In spring 1960, Matsushima became a professor of Osaka University as successor to the chair of Shoda. His research took a somewhat different direction and he wrote a series of papers on cohomology of locally symmetric spaces, collaborating with Murakami. He went to the Institute for Advanced Study in September 1962 and returned to Osaka after one year. He jointly began to organize the United States-Japan Seminar in Differential Geometry, which was held in Kyoto in June 1965. After this, he went to France and spent the academic year 1965-66 as visiting professor at the University of Grenoble. He accepted a chair at the University of Notre Dame in Notre Dame, Indiana, in September 1966. He continued to collaborate with Murakami. He introduced Matsushima's formula for the Betti numbers of quotients of symmetric spaces. In 1967, he became an editor of the Journal of Differential Geometry and remained on the editorial board for the rest of his life.
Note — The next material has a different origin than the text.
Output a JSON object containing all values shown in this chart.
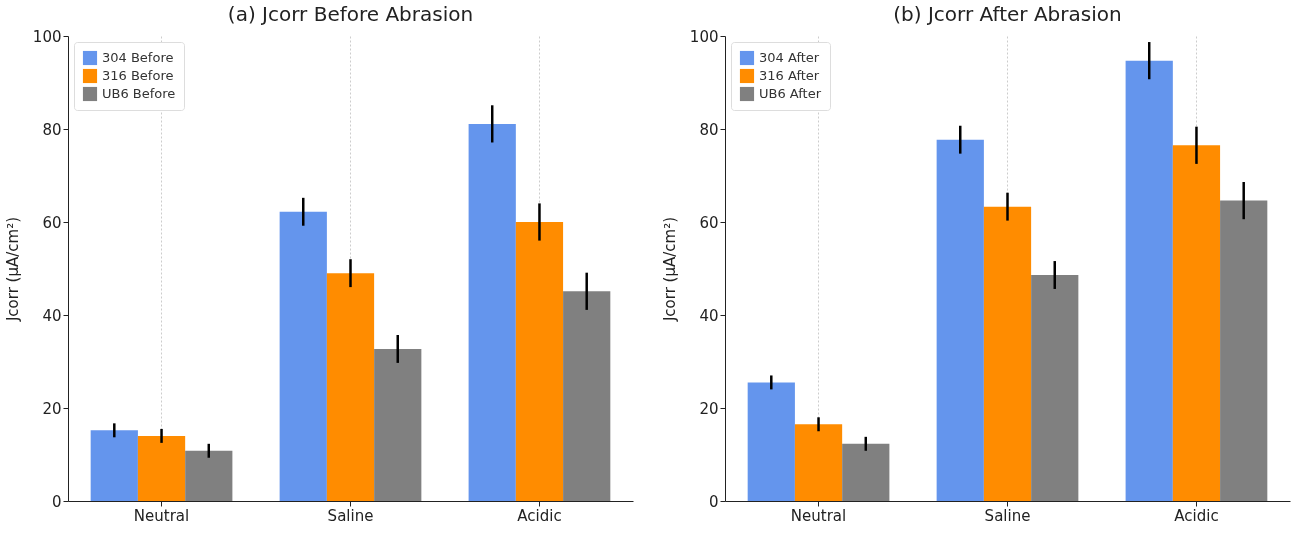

After 14 years at Notre Dame, he returned to Japan in 1980. A conference was organized in his honor in May 1980 before he left Notre Dame.

==Later life==
In February 1981, a volume of papers Manifolds and Lie groups, Papers in honour of Yozo Matsushima was published by his colleagues and former students at Osaka. It also contained some papers presented to the conference held in Notre Dame in the previous May. He died on April 9, 1983, in Osaka, Japan.

==Honours==
Matsushima received the Asahi Prize for his research on continuous groups in 1962.